All’Oasi San Francesco di Chiusi della Verna (AR) si è appena concluso l’Incontro Nazionale dell’Ordo Virginum delle diocesi italiane, occasione preziosa di approfondimento su un carisma antico e sempre nuovo, fondato sulla castità per il regno dei cieli e sulla sponsalità con Cristo, vissuto nel radicamento in una Chiesa diocesana e nella presenza nel mondo. Il filo conduttore dei quattro giorni di riflessione, confronto e preghiera, è stato proprio il significato della verginità consacrata oggi: è ancora una “provocazione” nel mondo contemporaneo, una “profezia” di cieli nuovi e terra nuova?

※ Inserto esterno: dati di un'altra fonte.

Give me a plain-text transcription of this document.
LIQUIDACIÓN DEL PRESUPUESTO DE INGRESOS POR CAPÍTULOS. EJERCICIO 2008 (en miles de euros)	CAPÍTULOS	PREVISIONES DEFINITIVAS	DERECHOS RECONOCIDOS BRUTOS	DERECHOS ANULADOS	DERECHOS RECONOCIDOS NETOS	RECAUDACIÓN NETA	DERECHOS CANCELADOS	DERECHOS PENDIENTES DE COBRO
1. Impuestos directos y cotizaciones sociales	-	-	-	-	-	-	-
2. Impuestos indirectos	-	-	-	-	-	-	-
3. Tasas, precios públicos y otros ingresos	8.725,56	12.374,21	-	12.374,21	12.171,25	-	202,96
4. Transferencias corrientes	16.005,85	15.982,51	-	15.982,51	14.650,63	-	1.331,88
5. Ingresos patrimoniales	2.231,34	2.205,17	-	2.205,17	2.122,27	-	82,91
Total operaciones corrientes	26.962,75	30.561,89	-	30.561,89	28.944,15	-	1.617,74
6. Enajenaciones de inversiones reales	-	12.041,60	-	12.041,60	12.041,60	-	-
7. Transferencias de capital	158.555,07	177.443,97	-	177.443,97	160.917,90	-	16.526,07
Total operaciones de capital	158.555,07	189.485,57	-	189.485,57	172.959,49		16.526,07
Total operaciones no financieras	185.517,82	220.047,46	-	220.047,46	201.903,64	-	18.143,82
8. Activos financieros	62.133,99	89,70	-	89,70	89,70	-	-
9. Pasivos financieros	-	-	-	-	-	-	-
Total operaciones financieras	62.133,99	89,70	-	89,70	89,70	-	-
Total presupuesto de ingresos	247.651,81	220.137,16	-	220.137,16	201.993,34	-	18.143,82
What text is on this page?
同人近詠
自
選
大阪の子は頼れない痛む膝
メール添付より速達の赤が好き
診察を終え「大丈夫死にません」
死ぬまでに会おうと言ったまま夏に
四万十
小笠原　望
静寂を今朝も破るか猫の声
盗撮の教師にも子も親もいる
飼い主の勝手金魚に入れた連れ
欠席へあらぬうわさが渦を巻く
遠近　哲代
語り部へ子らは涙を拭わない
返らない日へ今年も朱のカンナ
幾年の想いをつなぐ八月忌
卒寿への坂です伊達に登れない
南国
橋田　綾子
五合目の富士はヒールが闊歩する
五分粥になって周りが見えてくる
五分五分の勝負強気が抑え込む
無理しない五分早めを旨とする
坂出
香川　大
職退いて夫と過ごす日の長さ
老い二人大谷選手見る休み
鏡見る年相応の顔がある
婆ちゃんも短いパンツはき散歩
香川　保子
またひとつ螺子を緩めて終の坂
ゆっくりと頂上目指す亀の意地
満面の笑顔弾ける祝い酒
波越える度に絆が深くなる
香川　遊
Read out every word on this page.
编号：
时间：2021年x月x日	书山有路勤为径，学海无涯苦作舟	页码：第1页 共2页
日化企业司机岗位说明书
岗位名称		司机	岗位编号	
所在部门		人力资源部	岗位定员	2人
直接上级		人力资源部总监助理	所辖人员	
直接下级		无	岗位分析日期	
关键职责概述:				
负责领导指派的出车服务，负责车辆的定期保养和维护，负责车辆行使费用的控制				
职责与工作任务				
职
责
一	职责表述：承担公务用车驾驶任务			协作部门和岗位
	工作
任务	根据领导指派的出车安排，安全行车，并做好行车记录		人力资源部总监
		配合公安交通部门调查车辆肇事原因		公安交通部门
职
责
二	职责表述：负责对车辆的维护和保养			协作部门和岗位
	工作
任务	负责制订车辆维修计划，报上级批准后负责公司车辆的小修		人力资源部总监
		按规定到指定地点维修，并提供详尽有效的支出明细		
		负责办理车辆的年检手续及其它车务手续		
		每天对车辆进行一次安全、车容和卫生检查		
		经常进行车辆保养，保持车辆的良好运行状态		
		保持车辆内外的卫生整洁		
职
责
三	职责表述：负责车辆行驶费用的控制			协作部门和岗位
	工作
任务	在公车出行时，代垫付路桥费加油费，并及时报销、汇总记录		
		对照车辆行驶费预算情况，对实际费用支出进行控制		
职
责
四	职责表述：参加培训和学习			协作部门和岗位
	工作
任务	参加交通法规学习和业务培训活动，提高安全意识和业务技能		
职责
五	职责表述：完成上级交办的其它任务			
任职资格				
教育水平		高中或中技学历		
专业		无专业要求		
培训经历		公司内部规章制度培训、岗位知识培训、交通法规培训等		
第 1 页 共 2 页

Nel rispondere all’interrogativo si sono susseguiti i relatori, Mons. Carlo Rocchetta, teologo e direttore del Centro Familiare di Perugia Casa della tenerezza, la psicologa Marilena Civetta, consacrata nell’Ordo virginum di Gubbio, il liturgista padre Lamberto Crociani ed alcune consacrate delle diocesi di Torino, Saluzzo e Salerno, che hanno condiviso con l’assemblea la propria esperienza umana, spirituale e professionale, alla luce della Gaudium et spes, che ci ricorda come Gesù abbia lavorato con mani d’uomo, pensato con mente d’uomo ed amato con cuore d’uomo.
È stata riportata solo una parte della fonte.